In general life-with-Ethan-in-Europe was quite similar to life-with-Ethan-in-Canada. Here are a few notes about our experiences:
- We travelled in both Germany (Düsseldorf) and the eastern Netherlands, staying in a VW camper.
- DRM, the camper rental operation, had no issue with Ethan, simply asking us to pay particular attention to the before-return-cleaning, which we did.
- Every campground we stayed at welcomed Ethan without hesitation (most of the campgrounds allowed dogs in general, as long as they were kept on a leash).
- One restaurant, a sushi place in Düsseldorf, refused to let us bring Ethan inside, despite our explanation that he was a dog guide. They did let us eat outside on the patio, after a 20 minute wait for a table to open up.

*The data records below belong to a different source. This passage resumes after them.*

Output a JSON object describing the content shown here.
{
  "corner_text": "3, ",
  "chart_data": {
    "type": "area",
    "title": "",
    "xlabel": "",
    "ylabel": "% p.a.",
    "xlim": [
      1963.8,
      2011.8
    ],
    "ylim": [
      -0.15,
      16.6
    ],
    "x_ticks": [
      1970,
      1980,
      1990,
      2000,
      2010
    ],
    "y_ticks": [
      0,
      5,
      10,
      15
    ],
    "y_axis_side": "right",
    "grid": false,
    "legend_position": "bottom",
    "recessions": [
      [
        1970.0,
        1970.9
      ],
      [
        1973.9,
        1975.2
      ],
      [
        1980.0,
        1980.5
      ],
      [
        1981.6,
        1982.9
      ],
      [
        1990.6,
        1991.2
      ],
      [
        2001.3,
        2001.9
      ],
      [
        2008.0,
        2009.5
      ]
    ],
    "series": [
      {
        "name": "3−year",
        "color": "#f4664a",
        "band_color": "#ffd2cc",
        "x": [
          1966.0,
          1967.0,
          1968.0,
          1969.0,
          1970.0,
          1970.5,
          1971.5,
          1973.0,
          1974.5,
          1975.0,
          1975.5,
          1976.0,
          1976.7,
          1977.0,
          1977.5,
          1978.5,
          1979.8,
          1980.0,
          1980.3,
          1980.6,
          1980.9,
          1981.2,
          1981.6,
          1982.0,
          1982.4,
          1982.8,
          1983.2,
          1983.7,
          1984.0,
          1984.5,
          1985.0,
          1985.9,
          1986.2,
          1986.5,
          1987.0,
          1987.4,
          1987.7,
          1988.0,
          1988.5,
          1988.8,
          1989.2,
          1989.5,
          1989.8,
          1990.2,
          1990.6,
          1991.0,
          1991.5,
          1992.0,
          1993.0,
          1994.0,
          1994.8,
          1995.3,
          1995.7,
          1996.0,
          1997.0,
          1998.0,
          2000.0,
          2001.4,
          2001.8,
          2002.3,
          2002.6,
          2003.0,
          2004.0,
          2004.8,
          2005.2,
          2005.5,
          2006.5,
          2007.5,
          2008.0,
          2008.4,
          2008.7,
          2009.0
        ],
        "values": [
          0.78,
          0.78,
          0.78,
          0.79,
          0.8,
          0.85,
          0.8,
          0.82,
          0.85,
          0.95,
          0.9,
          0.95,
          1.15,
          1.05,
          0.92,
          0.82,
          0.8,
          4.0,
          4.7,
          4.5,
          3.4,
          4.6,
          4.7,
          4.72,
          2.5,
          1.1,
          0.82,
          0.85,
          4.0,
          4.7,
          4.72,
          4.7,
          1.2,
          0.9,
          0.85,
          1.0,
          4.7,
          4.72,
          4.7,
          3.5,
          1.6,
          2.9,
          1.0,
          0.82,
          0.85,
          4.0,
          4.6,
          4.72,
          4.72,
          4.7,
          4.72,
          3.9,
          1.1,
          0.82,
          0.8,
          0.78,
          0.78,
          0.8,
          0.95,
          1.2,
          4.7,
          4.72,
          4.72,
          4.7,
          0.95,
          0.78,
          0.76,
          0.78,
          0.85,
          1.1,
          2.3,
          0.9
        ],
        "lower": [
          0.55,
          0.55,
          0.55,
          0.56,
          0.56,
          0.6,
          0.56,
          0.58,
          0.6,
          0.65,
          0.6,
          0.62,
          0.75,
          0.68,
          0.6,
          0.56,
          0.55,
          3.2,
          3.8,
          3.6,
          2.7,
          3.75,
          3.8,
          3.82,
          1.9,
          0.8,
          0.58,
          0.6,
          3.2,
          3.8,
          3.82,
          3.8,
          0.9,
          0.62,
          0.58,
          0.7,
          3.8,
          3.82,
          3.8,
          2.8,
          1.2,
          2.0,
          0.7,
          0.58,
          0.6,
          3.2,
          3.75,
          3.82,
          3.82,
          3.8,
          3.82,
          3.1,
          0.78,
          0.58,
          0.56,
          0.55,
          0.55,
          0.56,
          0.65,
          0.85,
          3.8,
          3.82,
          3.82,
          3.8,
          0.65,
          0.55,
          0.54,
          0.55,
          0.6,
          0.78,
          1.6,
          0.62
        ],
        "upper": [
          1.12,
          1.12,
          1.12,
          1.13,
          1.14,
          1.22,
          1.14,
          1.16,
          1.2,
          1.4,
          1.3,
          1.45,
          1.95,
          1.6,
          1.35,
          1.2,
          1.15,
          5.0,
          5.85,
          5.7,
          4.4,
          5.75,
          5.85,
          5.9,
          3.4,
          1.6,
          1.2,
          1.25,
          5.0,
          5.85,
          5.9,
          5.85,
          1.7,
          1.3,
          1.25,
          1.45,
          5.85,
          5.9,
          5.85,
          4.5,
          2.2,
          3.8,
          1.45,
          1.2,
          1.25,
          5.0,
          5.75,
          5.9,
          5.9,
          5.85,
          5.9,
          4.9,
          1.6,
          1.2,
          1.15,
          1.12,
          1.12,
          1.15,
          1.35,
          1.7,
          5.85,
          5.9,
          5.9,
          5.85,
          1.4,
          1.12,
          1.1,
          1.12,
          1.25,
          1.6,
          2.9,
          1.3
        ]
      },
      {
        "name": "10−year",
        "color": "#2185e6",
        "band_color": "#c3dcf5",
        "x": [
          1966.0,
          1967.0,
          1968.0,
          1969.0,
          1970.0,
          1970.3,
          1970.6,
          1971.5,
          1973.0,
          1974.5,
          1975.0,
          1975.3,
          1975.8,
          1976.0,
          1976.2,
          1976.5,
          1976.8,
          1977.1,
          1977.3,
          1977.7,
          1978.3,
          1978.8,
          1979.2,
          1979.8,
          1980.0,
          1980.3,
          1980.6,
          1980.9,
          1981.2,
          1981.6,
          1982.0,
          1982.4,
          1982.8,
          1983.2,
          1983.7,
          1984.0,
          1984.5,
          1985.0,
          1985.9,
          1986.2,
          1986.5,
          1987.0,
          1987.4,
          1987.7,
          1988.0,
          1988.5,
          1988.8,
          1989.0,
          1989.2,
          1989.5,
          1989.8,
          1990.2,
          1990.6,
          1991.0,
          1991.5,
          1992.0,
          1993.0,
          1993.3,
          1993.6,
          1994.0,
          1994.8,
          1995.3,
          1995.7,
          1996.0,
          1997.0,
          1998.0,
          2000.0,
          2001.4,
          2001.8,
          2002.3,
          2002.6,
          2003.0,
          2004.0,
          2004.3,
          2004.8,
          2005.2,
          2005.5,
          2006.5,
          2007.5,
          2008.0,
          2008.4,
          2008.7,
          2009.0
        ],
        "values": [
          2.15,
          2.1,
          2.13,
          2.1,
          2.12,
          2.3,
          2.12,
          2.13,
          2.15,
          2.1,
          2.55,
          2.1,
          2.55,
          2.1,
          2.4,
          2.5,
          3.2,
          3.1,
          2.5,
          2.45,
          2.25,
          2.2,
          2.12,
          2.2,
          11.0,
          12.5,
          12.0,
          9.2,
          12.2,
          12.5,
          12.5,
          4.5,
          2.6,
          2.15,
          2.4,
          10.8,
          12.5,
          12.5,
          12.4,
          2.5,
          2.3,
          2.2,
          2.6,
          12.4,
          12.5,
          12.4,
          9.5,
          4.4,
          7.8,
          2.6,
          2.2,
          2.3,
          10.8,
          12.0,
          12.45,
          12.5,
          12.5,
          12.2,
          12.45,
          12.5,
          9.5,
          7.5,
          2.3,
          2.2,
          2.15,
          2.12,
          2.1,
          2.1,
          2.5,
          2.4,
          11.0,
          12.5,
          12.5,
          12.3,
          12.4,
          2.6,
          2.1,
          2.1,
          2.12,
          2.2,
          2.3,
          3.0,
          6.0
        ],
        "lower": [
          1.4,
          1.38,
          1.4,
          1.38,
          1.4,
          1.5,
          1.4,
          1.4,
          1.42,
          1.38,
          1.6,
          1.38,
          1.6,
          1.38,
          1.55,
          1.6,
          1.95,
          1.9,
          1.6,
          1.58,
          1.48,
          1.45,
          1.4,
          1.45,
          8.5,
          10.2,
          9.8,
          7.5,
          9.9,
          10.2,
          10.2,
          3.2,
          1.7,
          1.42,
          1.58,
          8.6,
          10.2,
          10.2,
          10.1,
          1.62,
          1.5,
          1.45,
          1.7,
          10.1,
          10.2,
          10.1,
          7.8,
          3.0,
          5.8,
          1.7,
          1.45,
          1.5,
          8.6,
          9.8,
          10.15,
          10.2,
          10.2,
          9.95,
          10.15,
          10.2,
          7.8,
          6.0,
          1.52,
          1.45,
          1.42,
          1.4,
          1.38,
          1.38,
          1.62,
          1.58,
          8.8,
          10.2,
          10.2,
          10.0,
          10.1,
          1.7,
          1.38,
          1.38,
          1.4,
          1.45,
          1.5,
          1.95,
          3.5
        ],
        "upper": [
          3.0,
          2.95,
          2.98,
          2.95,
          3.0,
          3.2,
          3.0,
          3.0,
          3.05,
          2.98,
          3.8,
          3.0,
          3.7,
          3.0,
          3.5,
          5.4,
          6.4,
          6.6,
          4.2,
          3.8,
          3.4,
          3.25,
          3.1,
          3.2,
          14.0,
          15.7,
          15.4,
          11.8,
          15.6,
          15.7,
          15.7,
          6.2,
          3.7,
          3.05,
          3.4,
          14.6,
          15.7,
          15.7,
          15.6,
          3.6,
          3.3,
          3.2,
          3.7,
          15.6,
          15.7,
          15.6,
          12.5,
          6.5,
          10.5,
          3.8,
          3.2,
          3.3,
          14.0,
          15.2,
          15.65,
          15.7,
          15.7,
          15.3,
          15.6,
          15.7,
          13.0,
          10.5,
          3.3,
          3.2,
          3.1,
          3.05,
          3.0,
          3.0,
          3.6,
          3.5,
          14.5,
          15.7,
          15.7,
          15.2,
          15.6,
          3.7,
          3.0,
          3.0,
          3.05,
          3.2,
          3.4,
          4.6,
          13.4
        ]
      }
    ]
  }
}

- Every other restaurant had no issue with Ethan at all; indeed most restaurants supplied us with bowl of water for Ethan without us even asking.
- Several shops – a grocery store, a national park gift shop and a few others – told us that dogs weren’t allowed before realizing that Ethan was a service dog. After explaining this to them – Service-Hund in German and geleidehond were the keywords that we used to good end – our interogators were universally apologetic and allowed Ethan to stay with us.
One of the unfortunate ironies of traveling with a service dog is that the stress of needing to worry about whether or not the dog will be allowed where we want to go mitigated some of the very stress-reduction that Ethan’s presence injects into our day to day life; fortunately, as the trip wore on and we got used to the situation this stress withered away, and by the end of the trip we were pretty confident that we’d be able to handle almost any situation.